Many of the dinosaurs known as ankylosaurids had a heavy, possibly microwave-sized tail rod. Scientists and artists have long thought of the natural sledgehammer as a defensive weapon against predators, says paleontologist Victoria Arbour of the Royal British Columbia Museum in Victoria, Canada.
Fossil evidence of the tail club target was largely lacking until Arbor and her colleagues cut more rock from the same skeleton they used to describe a new armored dinosaur, Zuul crurivastator2017 (SN: 6/12/17).
There are five broken spikes on the sides of the dinosaur. The team’s statistical analysis revealed that damaged spikes clustered in specific areas of the body. If large carnivorous dinosaurs had inflicted these injuries, they would have likely been distributed more randomly, including bite and scratch marks, Arbour said.
Instead, the damage is more in line with clubbingthe researchers reported on December 7 at Biology Letters.
Armored dinosaurs started out with either no or too small tail bars for primary defense, and they grew proportionally larger as they aged.
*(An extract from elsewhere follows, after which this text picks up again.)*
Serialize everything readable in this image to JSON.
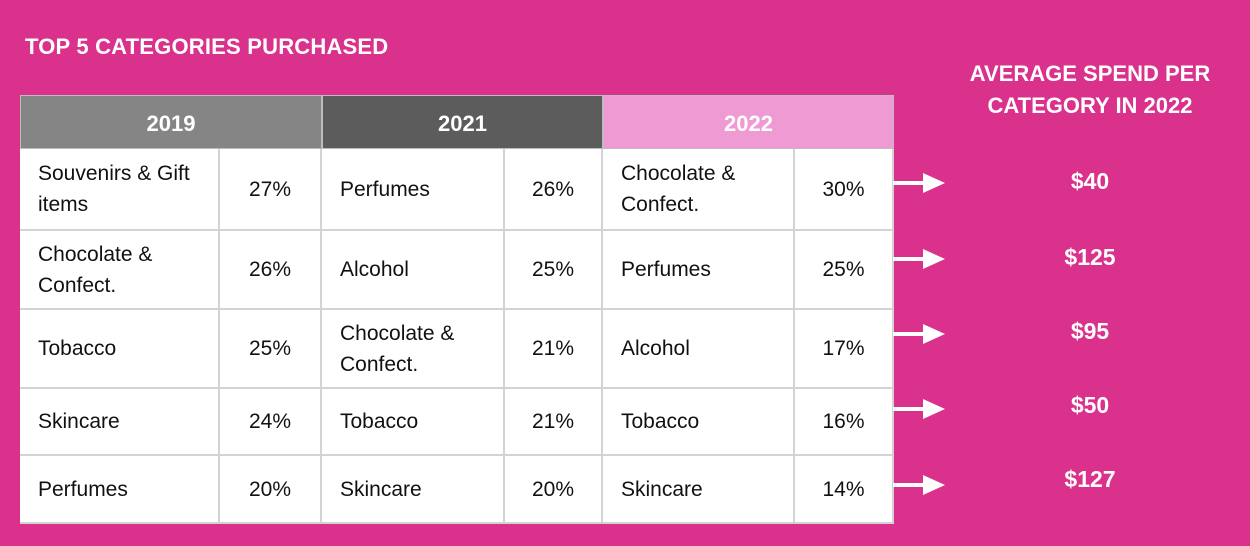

Similar growth patterns appear in some modern animal weapons, such as deer antlers. Tank-like dinosaurs likely fought with each other over mates, food, or territory, as stags and giraffes do today.
That tail is also useful in a pinch. “Wagging the tail at the ankle of a two-legged predator is a very effective weapon,” Arbour said.
“Ankylosaurus is often portrayed as a dumb, lonely dinosaur,” she added. The findings “suggest that their behavior may be more complex than we thought.”